We can’t help how we grew up. Nor can we help what town we grew up in. We can’t help what school we went to. We can’t help how our parents raised us. But we have the control now! You can control the things that happen in your household! We can make the change. We can’t do anything about our past. If you have children, or planning on having children, these are the things you should be thinking about.

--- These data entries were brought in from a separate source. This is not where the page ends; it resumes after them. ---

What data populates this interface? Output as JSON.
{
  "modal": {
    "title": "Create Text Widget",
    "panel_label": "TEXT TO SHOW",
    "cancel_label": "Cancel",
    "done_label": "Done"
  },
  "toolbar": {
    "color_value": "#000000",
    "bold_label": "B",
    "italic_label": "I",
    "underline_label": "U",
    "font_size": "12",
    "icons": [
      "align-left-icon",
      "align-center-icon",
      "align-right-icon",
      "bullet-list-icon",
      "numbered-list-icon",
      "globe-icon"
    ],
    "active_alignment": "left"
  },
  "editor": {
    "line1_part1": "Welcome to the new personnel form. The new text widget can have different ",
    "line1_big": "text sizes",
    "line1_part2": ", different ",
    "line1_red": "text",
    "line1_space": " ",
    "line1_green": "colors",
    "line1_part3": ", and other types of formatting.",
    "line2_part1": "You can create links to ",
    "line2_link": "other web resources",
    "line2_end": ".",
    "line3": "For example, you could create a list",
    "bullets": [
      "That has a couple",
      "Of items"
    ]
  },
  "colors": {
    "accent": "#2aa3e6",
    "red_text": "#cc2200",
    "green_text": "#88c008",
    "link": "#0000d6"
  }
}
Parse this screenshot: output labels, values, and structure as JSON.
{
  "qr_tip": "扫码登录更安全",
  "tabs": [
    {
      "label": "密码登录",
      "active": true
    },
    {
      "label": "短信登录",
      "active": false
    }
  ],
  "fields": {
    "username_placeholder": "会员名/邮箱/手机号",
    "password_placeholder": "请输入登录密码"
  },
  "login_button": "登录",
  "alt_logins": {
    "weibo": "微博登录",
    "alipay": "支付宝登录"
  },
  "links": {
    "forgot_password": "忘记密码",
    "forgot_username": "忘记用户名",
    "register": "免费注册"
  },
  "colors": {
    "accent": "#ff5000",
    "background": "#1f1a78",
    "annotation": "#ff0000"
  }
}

I am worried. I’ve been worried this entire week about how white people are going to continue on the fight. I was on a Zoom call with a couple friends the other night, doing a mental health check-in. And one of them women shared a story about a white male friend of hers. He posted the black box on BlackOutTuesday and then on Breonna Taylor’s birthday (three days later) posted something about fishing or something. And my friend responded “That’s great. But it’s Breonna Taylor’s birthday today.” And he responded back, essentially saying, that “I’m tired. I’m damned if I do, damned if I don’t.” Wait. He’s tired? After, what, three days?! This is just legitimizing my fears. You have to continue to fight. It’s going to be hard. This is hard. Change is hard. But you can’t give up because it’s too hard.

So, make this an everyday thing. All of your decisions need to be made from this place. This isn’t just about posting a post on Instagram because it’s cute. This is a fight. This is a lifelong fight. And I pray that those of you who are not Black, will continue to fight the good fight. The time has come to sacrifice your uncomfortability. Please commit to every day to being active in this fight.